A new discovery was published in the journal Science Advances where the oldest weapon heads ever found in the Americas dates back 16,000 years. Archaeologists in Idaho found the projectile points and it’s 3,000 years older than the existing discoveries.
They may look small but don’t be fooled by the size since they are deadly hunting weapons capable of doing serious damage. Scientists believe they were attached to darts, instead of arrows or spears. According to carbon-14 dating, “the 13 full and fragmentary projectile points — ‘razor sharp’ and ranging from about 0.5 to two inches long — are from roughly 15,700 years ago.”
Professor Loren Davis, Oregon State University, who was the lead in this project, said: “From a scientific point of view, these discoveries add very important details about what the archeological record of the earliest peoples of the Americas looks like.”
“It’s one thing to say, ‘We think that people were here in the Americas 16,000 years ago;’ and another thing to measure it by finding well-made artifacts they left behind.”

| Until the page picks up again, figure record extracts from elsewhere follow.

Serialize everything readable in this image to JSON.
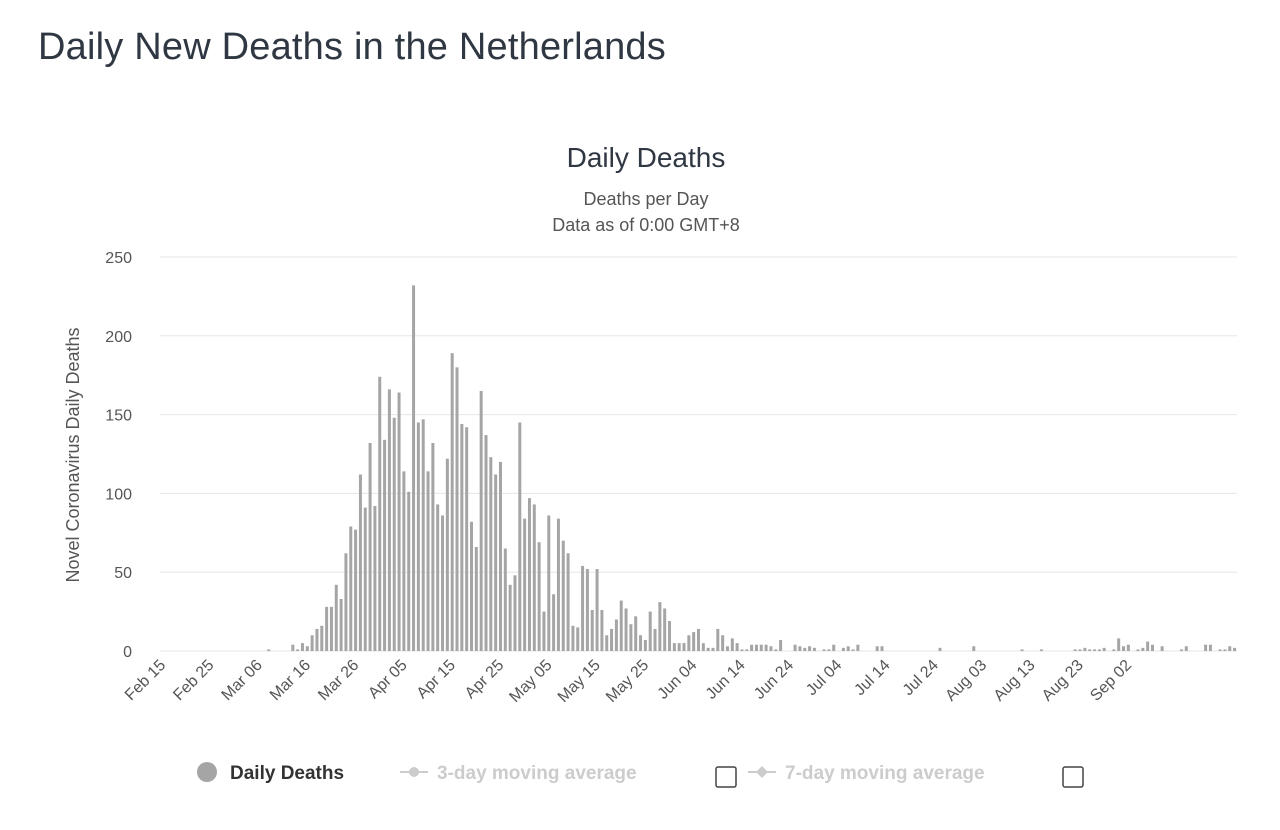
{
  "page": {
    "title": "Daily New Deaths in the Netherlands"
  },
  "chart_data": {
    "type": "bar",
    "title": "Daily Deaths",
    "subtitle": [
      "Deaths per Day",
      "Data as of 0:00 GMT+8"
    ],
    "ylabel": "Novel Coronavirus Daily Deaths",
    "xlabel": "",
    "ylim": [
      0,
      250
    ],
    "yticks": [
      0,
      50,
      100,
      150,
      200,
      250
    ],
    "grid": true,
    "start_date": "2020-02-15",
    "xtick_labels": [
      "Feb 15",
      "Feb 25",
      "Mar 06",
      "Mar 16",
      "Mar 26",
      "Apr 05",
      "Apr 15",
      "Apr 25",
      "May 05",
      "May 15",
      "May 25",
      "Jun 04",
      "Jun 14",
      "Jun 24",
      "Jul 04",
      "Jul 14",
      "Jul 24",
      "Aug 03",
      "Aug 13",
      "Aug 23",
      "Sep 02"
    ],
    "series": [
      {
        "name": "Daily Deaths",
        "color": "#a5a5a5",
        "values": [
          0,
          0,
          0,
          0,
          0,
          0,
          0,
          0,
          0,
          0,
          0,
          0,
          0,
          0,
          0,
          0,
          0,
          0,
          0,
          0,
          0,
          0,
          1,
          0,
          0,
          0,
          0,
          4,
          1,
          5,
          3,
          10,
          14,
          16,
          28,
          28,
          42,
          33,
          62,
          79,
          77,
          112,
          91,
          132,
          92,
          174,
          134,
          166,
          148,
          164,
          114,
          101,
          232,
          145,
          147,
          114,
          132,
          93,
          86,
          122,
          189,
          180,
          144,
          142,
          82,
          66,
          165,
          137,
          123,
          112,
          120,
          65,
          42,
          48,
          145,
          84,
          97,
          93,
          69,
          25,
          86,
          36,
          84,
          70,
          62,
          16,
          15,
          54,
          52,
          26,
          52,
          26,
          10,
          14,
          20,
          32,
          27,
          17,
          22,
          10,
          7,
          25,
          14,
          31,
          27,
          19,
          5,
          5,
          5,
          10,
          12,
          14,
          5,
          2,
          2,
          14,
          10,
          3,
          8,
          5,
          1,
          1,
          4,
          4,
          4,
          4,
          3,
          1,
          7,
          0,
          0,
          4,
          3,
          2,
          3,
          2,
          0,
          1,
          1,
          4,
          0,
          2,
          3,
          1,
          4,
          0,
          0,
          0,
          3,
          3,
          0,
          0,
          0,
          0,
          0,
          0,
          0,
          0,
          0,
          0,
          0,
          2,
          0,
          0,
          0,
          0,
          0,
          0,
          3,
          0,
          0,
          0,
          0,
          0,
          0,
          0,
          0,
          0,
          1,
          0,
          0,
          0,
          1,
          0,
          0,
          0,
          0,
          0,
          0,
          1,
          1,
          2,
          1,
          1,
          1,
          2,
          0,
          1,
          8,
          3,
          4,
          0,
          1,
          2,
          6,
          4,
          0,
          3,
          0,
          0,
          0,
          1,
          3,
          0,
          0,
          0,
          4,
          4,
          0,
          1,
          1,
          3,
          2
        ]
      }
    ],
    "legend": {
      "position": "bottom",
      "items": [
        {
          "name": "Daily Deaths",
          "active": true
        },
        {
          "name": "3-day moving average",
          "active": false,
          "checkbox": true
        },
        {
          "name": "7-day moving average",
          "active": false,
          "checkbox": true
        }
      ]
    }
  }
}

Researchers believe that the projectile points push for a greater understanding of the way the first Americans expressed complex thoughts through technology during that time period.
Professor Davis said: “The earliest peoples of North America possessed cultural knowledge that they used to survive and thrive over time. Some of this knowledge can be seen in the way people made stone tools, such as the projectile points found at the Cooper’s Ferry site.

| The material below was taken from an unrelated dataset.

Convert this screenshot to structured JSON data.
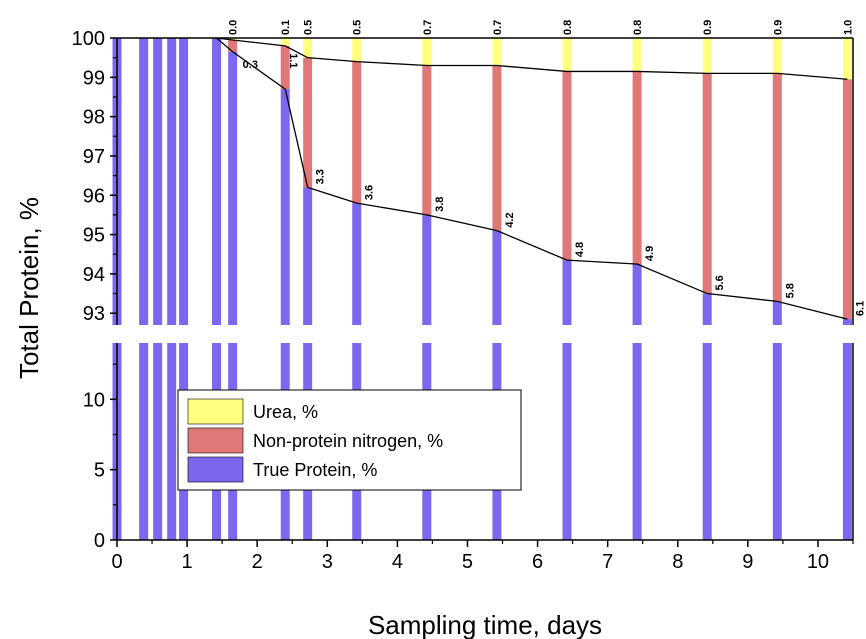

“By comparing these points with other sites of the same age and older, we can infer the spatial extents of social networks where this technological knowledge was shared between peoples.”

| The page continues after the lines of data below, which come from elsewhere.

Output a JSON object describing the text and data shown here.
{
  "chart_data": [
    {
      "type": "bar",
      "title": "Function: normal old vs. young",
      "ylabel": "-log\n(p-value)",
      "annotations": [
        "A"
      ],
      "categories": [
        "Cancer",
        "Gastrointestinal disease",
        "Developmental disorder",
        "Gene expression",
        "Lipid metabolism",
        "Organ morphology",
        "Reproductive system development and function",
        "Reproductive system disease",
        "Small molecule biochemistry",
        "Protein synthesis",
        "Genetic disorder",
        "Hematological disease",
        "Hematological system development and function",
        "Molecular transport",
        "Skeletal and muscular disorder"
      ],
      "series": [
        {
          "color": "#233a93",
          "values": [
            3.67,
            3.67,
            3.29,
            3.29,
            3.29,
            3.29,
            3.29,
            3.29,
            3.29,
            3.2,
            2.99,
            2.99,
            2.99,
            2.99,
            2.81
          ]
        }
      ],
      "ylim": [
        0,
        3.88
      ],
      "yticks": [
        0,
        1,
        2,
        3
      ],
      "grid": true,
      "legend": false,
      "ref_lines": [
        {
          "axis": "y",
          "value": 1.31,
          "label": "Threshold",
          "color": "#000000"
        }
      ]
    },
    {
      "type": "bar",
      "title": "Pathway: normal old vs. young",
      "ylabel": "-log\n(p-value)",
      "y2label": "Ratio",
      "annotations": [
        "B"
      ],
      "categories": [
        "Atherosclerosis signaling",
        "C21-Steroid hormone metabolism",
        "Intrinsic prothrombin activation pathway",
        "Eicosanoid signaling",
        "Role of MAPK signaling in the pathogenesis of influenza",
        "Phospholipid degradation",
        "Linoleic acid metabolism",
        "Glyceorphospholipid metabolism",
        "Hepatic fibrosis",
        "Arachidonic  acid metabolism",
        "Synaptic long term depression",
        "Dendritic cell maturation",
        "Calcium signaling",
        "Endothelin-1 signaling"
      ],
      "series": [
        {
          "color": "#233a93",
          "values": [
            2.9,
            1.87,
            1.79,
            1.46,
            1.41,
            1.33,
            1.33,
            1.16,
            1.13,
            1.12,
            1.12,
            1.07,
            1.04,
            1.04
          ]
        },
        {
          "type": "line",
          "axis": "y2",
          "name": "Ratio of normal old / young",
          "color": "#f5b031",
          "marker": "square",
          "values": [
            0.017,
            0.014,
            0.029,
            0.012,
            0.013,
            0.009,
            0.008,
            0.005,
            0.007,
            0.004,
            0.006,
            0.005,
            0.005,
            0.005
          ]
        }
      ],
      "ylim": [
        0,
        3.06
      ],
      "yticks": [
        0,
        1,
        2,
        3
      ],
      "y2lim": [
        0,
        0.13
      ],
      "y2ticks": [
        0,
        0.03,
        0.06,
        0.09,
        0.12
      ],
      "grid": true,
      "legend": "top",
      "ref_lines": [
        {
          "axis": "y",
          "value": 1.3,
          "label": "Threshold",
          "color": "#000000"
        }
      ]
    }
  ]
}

Davis said the discoveries add to the emerging picture of early human life in the Pacific Northwest, adding: “Finding a site where people made pits and stored complete and broken projectile points nearly 16,000 years ago gives us valuable details about the lives of our region’s earliest inhabitants.”
Scientists have discovered over 65,000 items and they have documented the details for a more comprehensive record. Now, the research team is working in collaboration with the Nez Perce tribe to provide field opportunities for tribal youth and share their discoveries.